となって、dy / dxを求めることができました(分母は展開しなくて良いです。また、-の符号は分数の外に出しても出さなくてもどちらでもいいです)。
まとめ↓








例②

「y = (x+1)/ (x^2+1)」をxについて微分してみます。
まず、負の数の指数を使って、分数の形ではないようにすると:
y = (x+1)×(x^2+1)^-1
です。
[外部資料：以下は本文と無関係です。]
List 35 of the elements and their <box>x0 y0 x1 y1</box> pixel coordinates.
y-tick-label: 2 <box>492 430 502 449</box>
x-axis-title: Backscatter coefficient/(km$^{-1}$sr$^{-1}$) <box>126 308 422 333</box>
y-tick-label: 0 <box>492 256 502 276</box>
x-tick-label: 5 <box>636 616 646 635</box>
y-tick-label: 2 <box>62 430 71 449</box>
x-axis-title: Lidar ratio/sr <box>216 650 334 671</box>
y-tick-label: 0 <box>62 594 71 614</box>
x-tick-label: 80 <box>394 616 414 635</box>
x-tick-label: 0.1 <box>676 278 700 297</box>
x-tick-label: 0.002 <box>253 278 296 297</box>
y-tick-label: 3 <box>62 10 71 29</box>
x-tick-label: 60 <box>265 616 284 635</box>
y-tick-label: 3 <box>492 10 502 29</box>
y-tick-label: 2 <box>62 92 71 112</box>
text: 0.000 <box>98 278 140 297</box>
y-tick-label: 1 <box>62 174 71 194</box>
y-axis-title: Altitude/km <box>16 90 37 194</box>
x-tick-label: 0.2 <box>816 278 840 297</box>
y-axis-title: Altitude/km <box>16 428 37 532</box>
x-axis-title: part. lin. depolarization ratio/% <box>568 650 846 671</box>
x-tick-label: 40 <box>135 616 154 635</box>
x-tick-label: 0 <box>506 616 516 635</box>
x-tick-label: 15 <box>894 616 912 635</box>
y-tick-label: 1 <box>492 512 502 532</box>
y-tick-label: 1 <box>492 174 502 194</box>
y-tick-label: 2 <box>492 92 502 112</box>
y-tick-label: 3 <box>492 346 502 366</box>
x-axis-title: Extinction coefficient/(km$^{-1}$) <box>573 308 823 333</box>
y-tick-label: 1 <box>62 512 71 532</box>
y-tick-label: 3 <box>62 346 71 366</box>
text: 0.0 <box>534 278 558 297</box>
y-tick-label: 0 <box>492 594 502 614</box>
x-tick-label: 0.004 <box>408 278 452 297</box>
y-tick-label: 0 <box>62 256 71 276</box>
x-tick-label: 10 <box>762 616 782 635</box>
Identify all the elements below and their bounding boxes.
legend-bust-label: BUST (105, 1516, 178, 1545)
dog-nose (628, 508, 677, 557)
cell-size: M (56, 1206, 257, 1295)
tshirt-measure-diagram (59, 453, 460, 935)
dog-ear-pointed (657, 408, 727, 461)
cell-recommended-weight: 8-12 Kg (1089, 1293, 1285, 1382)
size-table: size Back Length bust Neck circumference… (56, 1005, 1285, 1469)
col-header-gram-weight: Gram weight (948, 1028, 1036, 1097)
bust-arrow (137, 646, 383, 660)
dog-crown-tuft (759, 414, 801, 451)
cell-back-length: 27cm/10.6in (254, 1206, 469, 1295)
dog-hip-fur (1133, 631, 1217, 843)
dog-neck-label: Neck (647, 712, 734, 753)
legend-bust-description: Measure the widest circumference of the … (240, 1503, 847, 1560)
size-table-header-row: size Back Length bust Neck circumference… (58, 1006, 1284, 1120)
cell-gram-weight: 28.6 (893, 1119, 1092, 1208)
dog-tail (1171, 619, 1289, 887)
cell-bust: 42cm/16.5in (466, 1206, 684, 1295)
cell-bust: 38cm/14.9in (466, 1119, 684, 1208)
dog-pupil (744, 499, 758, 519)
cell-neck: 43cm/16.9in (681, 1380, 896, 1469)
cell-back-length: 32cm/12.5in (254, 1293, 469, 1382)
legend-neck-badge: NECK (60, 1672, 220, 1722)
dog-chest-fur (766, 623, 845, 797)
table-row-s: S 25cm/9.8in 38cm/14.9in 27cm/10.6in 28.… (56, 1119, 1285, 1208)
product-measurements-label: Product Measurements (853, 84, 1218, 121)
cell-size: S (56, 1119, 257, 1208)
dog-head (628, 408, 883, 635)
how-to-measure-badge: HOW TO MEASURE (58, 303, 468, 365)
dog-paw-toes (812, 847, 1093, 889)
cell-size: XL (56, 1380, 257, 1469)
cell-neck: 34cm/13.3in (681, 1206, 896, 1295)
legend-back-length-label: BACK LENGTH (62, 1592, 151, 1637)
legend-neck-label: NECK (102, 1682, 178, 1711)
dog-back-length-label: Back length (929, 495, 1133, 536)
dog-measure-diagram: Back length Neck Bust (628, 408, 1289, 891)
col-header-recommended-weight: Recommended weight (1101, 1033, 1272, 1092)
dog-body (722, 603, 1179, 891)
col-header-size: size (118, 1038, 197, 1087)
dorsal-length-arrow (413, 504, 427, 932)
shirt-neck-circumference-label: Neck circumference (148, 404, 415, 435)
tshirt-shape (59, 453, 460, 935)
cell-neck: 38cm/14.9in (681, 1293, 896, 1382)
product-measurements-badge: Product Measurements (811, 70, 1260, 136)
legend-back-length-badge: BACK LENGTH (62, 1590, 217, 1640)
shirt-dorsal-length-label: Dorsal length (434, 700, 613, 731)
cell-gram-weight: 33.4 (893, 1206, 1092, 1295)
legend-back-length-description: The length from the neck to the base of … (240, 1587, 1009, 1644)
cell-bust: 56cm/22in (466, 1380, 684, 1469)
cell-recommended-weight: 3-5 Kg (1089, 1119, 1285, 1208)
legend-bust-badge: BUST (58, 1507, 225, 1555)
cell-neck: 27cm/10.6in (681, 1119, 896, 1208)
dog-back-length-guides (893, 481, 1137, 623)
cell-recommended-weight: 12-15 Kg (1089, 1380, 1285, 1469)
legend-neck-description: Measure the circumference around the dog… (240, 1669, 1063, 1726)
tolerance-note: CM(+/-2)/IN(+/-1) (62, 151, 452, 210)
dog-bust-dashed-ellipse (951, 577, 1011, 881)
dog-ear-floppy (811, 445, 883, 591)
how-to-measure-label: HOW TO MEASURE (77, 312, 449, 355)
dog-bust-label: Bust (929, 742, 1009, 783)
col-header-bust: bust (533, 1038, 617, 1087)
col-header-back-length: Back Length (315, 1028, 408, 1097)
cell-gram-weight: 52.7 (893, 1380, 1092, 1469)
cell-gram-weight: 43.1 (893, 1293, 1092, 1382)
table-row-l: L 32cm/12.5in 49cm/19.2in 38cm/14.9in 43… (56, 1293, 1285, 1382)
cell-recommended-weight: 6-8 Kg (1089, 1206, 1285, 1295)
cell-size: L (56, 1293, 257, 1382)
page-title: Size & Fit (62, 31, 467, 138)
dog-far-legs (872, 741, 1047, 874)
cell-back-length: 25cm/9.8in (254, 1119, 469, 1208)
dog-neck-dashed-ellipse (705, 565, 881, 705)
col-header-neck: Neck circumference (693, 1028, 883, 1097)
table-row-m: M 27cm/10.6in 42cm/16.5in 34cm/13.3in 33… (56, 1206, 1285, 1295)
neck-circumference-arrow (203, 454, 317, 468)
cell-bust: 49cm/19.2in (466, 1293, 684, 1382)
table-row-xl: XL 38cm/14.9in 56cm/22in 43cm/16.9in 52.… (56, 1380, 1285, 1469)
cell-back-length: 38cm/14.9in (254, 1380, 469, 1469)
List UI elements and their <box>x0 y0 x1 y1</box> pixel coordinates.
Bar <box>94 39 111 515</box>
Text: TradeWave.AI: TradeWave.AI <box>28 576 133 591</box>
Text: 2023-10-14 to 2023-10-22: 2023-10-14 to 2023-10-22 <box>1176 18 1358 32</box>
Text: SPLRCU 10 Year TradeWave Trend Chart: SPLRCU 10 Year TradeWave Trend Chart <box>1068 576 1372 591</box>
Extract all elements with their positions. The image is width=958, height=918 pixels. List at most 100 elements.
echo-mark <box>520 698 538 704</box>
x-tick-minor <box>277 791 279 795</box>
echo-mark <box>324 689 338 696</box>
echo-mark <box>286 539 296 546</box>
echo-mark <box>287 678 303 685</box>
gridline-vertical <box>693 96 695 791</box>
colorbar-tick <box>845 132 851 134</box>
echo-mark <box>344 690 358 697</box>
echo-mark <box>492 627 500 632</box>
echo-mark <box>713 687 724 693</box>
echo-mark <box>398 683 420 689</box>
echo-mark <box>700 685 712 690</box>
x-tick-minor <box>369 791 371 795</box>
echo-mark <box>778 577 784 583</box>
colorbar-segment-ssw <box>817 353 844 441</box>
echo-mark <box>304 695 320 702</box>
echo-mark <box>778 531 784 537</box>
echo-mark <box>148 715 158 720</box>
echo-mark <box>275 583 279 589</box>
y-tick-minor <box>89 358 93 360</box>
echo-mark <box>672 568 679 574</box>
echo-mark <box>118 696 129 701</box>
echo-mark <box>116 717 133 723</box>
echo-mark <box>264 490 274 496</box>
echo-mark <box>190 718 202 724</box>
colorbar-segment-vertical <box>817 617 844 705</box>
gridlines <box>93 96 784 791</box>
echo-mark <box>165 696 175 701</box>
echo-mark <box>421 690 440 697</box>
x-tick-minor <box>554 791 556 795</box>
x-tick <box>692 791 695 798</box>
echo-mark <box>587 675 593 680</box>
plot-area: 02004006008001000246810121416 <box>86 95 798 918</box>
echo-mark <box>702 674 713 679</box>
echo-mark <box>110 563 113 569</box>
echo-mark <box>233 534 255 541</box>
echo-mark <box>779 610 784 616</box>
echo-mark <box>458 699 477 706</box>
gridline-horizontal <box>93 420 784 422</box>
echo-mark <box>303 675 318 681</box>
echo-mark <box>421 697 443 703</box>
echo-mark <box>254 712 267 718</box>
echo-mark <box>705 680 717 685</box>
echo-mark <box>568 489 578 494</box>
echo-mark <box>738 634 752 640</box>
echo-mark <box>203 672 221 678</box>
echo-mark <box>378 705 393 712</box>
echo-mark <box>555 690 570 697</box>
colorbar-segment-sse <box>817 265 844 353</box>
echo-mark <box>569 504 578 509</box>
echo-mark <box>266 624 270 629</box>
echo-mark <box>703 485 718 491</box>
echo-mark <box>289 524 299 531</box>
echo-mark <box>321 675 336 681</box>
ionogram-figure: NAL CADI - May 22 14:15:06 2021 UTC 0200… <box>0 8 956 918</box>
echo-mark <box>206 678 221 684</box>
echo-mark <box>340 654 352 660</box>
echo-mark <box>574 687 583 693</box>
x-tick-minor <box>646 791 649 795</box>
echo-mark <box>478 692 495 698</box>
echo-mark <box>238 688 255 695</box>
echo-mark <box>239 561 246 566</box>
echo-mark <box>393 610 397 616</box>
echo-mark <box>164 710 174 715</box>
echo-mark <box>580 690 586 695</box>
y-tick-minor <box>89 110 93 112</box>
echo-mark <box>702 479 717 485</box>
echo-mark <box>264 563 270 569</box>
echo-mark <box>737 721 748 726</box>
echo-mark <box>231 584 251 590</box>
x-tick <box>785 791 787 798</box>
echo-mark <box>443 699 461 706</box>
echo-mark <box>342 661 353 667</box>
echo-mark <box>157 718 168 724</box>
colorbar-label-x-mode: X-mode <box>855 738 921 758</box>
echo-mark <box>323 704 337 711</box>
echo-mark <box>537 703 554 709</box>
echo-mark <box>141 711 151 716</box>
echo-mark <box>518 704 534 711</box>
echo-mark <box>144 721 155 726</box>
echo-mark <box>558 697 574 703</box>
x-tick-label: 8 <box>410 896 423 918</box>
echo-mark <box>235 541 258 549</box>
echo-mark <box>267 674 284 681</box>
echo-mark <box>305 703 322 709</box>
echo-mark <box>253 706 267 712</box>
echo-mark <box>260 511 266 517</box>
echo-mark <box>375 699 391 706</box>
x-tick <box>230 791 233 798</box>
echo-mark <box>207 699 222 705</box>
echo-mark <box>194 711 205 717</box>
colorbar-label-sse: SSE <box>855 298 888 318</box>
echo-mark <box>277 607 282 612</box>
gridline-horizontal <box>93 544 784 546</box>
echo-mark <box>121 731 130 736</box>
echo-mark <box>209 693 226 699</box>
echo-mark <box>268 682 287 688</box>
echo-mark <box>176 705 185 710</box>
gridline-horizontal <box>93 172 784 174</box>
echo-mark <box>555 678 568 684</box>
これは、積の形になっているので、積の導関数を求める公式を使えば:
(dy / dx) = {(x+1)´×(x^2+1)^-1}+(x+1)×{(x^2+1)^-1}´
となります。

ここで、(x^2+1)^-1というのは合成関数ですので、例①のように(というか同じ式ですが…)微分すればよいわけです。商の導関数の項目で、商の導関数の公式は暗記しなくてもよい、といったのは、このように積の形に直すことができるからです。


合成関数の微分の公式は、英語圏では「Chain rule」と呼ばれることが多いです。